Preheat the oven to 400º F. Slide the rack on the lower third level and set the cookie sheet on it to catch boil-overs.
Sprinkle ½ teaspoon of salt on the chopped garlic and mash together with the blade of knife, to make a purée. Pour half the milk (or milk and cream mixture) into the gratin dish and add the garlic purée and the rest of the salt and the pepper.
Cut the potatoes crosswise, by hand or in food processor, into very thin slices (1/8 inch or less)—do not rinse them again. Spread them evenly in the gratin dish and pour in the remaining milk. The liquid should come right to the top layer of potatoes—add more milk or cream if needed.
Place the dish on a burner, bring to a slow boil, and cook for 2 to 3 minutes, until the liquid has thickened slightly. Scrape the bottom gently with a wooden spoon to prevent scorching. Taste the liquid and adjust the seasoning.
Turn off the heat and dot the top of the gratin with a tablespoon or two of butter, if you wish. Place the dish in the oven, on top of the cookie sheet, and bake for 40 to 50 minutes, until the top is nicely browned, most of the liquid has been absorbed, and the potatoes are tender all the way through when pierced with a knife. If not served at once, keep warm in a turned-off oven or set over a pan of simmering water.
(Gail note: I didn’t have a suitable for burner dish, so I heated the milk and cream, plopped in the garlic paste, heated a bit more, then poured half in dish, added potatoes and added remaining liquid. This stuff is good even at room temperature or—I kid you not—out of the fridge. Sinful. Also on my menu again for Christmas dinner.)

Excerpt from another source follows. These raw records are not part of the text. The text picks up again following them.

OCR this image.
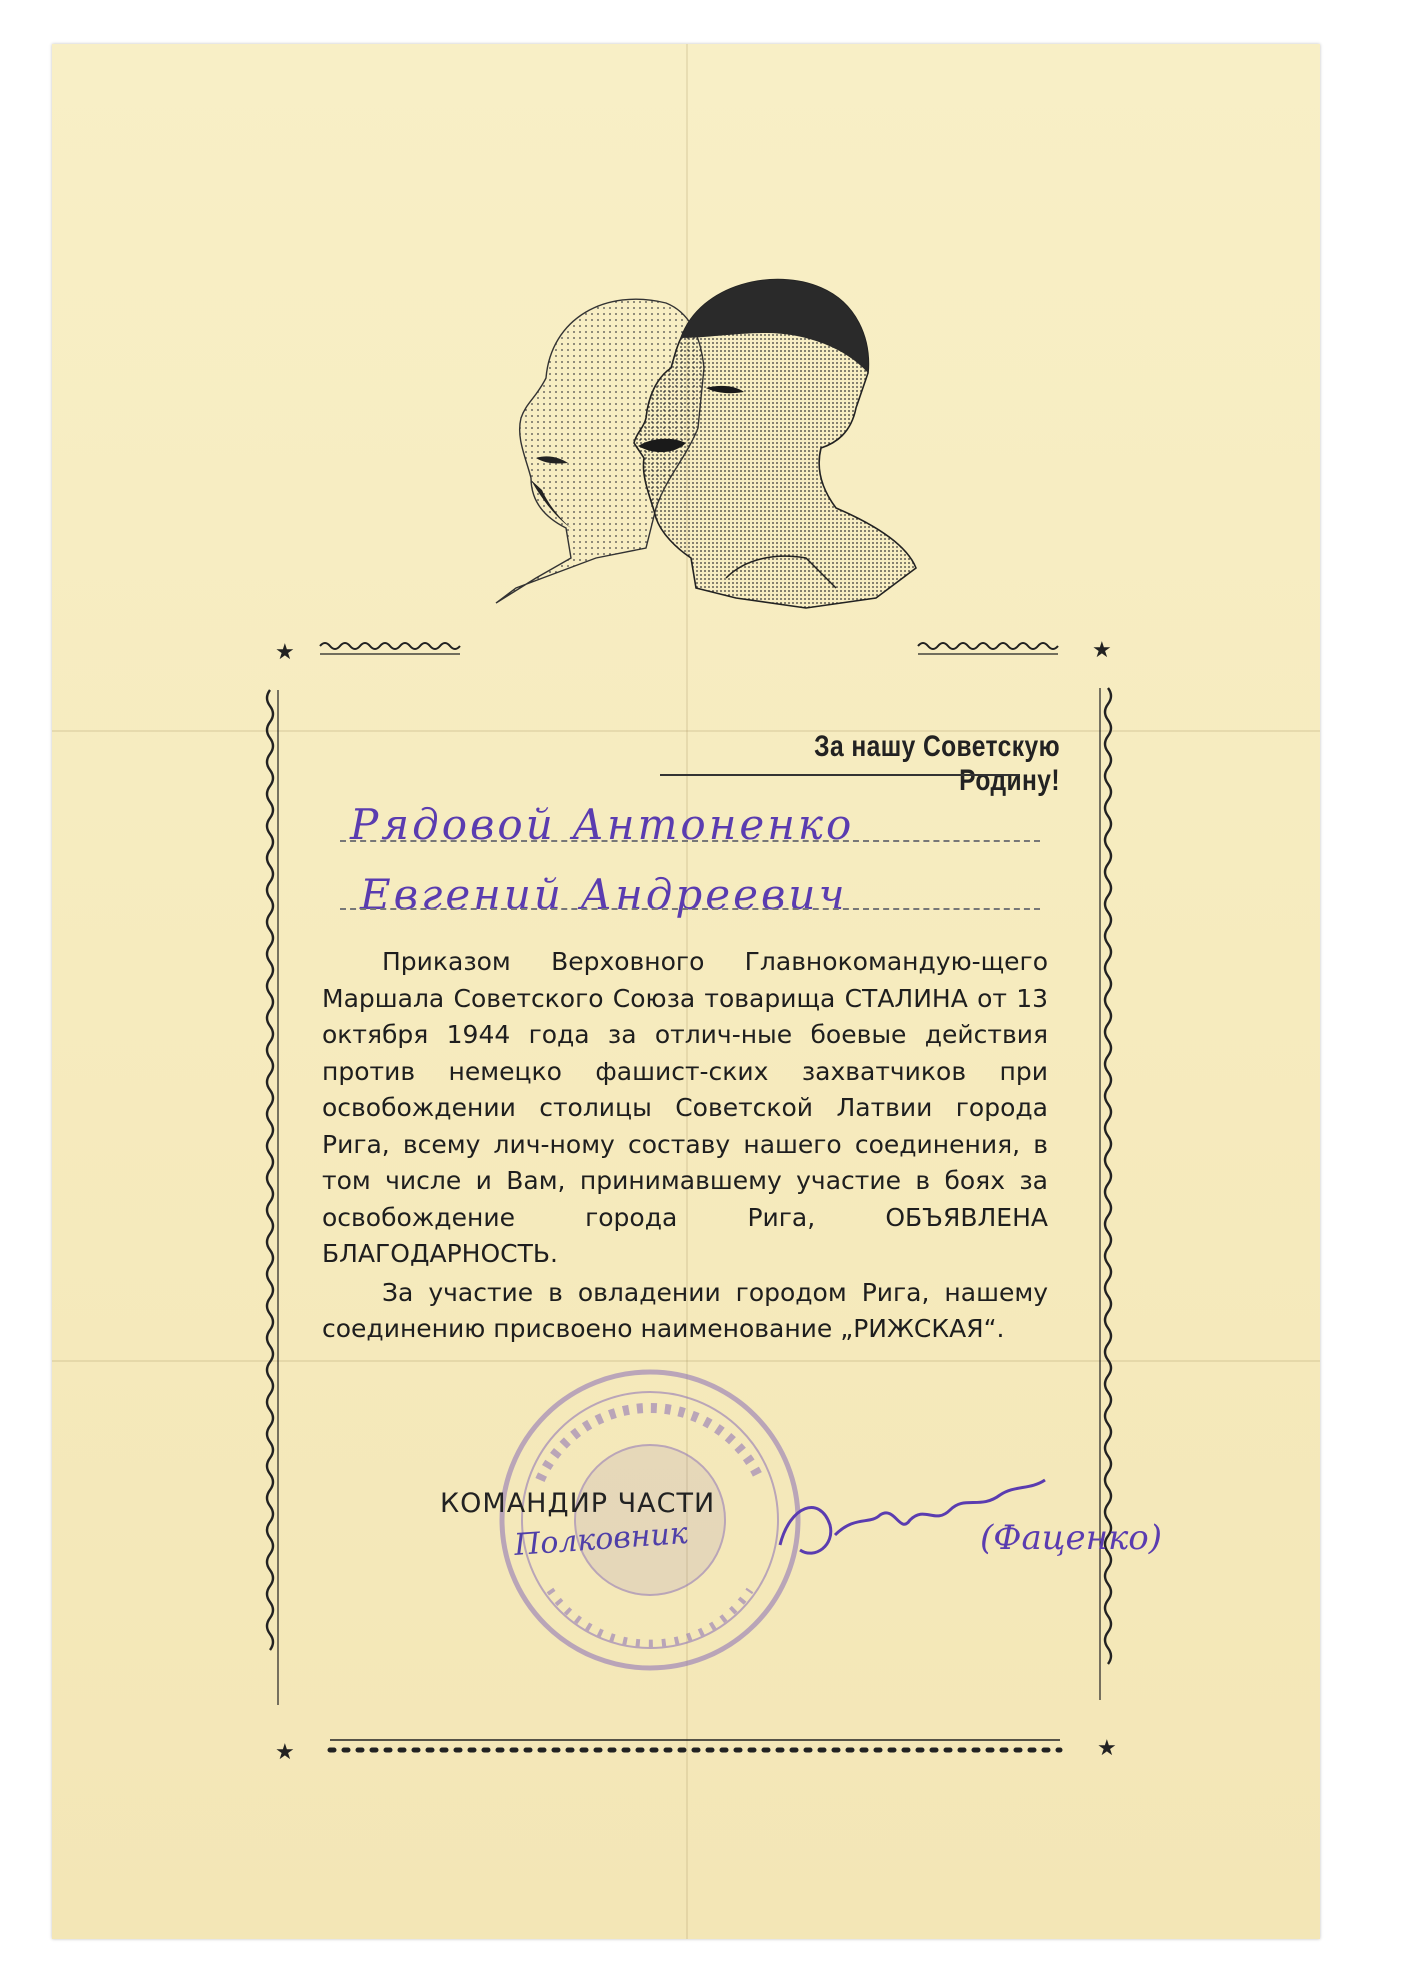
★	★
★	★
За нашу Советскую Родину!
Рядовой Антоненко
Евгений Андреевич

Приказом Верховного Главнокомандую-щего Маршала Советского Союза товарища СТАЛИНА от 13 октября 1944 года за отлич-ные боевые действия против немецко фашист-ских захватчиков при освобождении столицы Советской Латвии города Рига, всему лич-ному составу нашего соединения, в том числе и Вам, принимавшему участие в боях за освобождение города Рига, ОБЪЯВЛЕНА БЛАГОДАРНОСТЬ.

За участие в овладении городом Рига, нашему соединению присвоено наименование „РИЖСКАЯ“.

КОМАНДИР ЧАСТИ
Полковник	(Фаценко)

I used 2 cups of milk and 1 cup of cream, then heated in a sauce pan. They baked in the oven for about 45 minutes, then I turned the oven off so they could stay warm while I finished some other things. They stayed in the warm oven for an additional 15 minutes. When I took them out, the sauce had separated…water underneath, with a “creamy” clotted layer on top. The taste was great, but the texture was definitely off-putting. So what did I do? Did I use too much milk? Did I cook them too long? Were my potatoes not starchy enough or something? We really liked the flavor of this, so I'd like to make them again, but with a better consistency!